I like the fact that I can now reproduce any Microsoft content without paying for it. Cheers!
Incidentally, some AI chatbots do link to their sources. And it is a good idea to make that an explicit prompt if you're using one that doesn't. It's also worth prompting for how recent their information is.
I would argue that if I ask ChatGPT something, it doesnt "reproduce" what was written on certain website (or at least it shouldn', without attribution). It takes what it scrapped before and re-tell it in its own words. That isn't reproducing, looks like a grey area not yet addressed in copyright laws.
I would partially agree with the guy, that yes, that was a social contract since 90's, but before the AI era. Back then this use case wasn't anticipated.
Imagine training a LLM vs a group of people from birth on wrong information. The LLM will unquestionably just repeat in "its own words" the wrong information, whereas the group of people will of course believe some of the wrong stuff, but they will also doubt a lot of it as well.
You could say that an LLM is just not good enough yet so the comparison isn't fair. In other words that people are just even more LLM'ing than the LLM, but there simply is no mechanism for an LLM to go from wrong information to right information.
People on the other hand will always doubt, hypothesize, and compare and contrast whatever information they have to at least attempt to form correct answers from correct information. This in a sense is because they actually have their own words.
There is, as of today, never been a smart or creative thing an LLM has ever said that doesn't literally come from other people's words. If LLM's are smart, it's because people are smart.
There’s nothing ambiguous from a copyright perspective, it’s a derivative work. People seem to confuse plagiarism in an academic environment from copyright. Simply using your own words doesn’t mean you’re free from copyright.
However even when something infringes copyright that doesn’t mean anything necessarily happens. Just look at YouTube’s early history or the mountains of fan fiction out there.

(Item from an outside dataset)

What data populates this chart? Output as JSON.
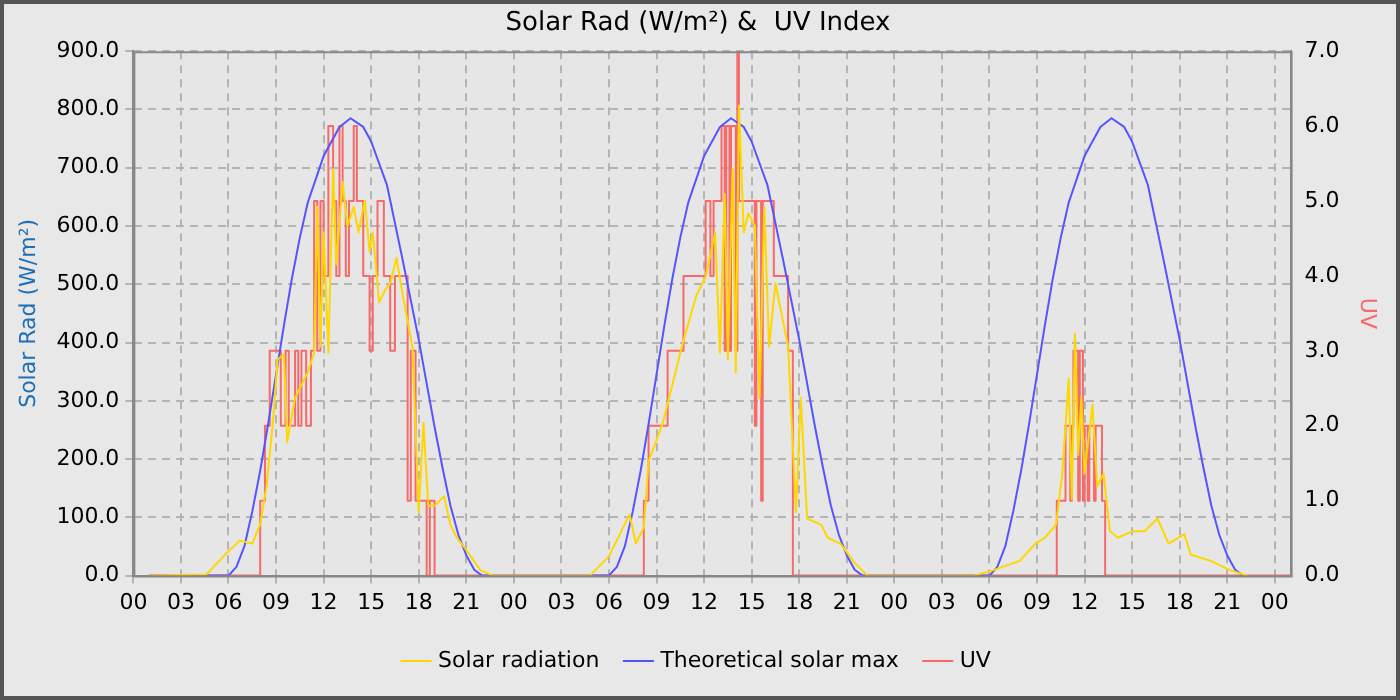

But something did happen. Viacom and others sued them, and then YouTube introduced their Content ID system so that they could pay copyright holders for content that others uploaded, as well as to take down videos belonging to copyright holders that did not agree to other people uploading their content.
Yes, it took 2 years after creation and truly massive amounts of copyright infringement before the lawsuits by copyright owners showed up. OpenAI is getting sued, but don’t expect your requesting a website be rewritten to provoke anything unless you publish such rewritten posts at scale or something.
> However even when something infringes copyright that doesn’t mean anything necessarily happens. Just look at YouTube’s early history or the mountains of fan fiction out there.
This part is talking about uploading a copy of something verbatim, the way I read it.
Last time I used Copilot, the "sources" often didn't support what it said and it seemed like they were obtained by adding search results from feeding the answer into Bing after it had already been generated.
And there were of cause tons of SEO slop links among them.
I asked ChatGPT for sources and they were impossible to determine if they were real or not. It'd cite things like "Sky and Telescope magazine" no edition, no page numbers no year, just a vague unverifiable citation
>I like the fact that I can now reproduce any Microsoft content without paying for it
Only if you have the same quality lawyers and financial backup to support them to get you off like MS has. Else what applies to MS doesn't apply to you :)
You are probably joking, but that is literally what MS said, they don't even hide it. A quote from the register: "Suleyman (Head of MS AI) did allow that there's another category of content, the stuff published by companies with lawyers." (https://www.theregister.com/2024/06/28/microsoft_ceo_ai/)
Has this become any better? Every time I asked ChatGPT for sources it makes up papers, with fragments of real paper titles and topically related authors. The supposed paper itself though can't be found anywhere.
Incidentally, some AI chatbots do link to their sources. And it is a good idea to make that an explicit prompt if you're using one that doesn't. It's also worth prompting for how recent their information is.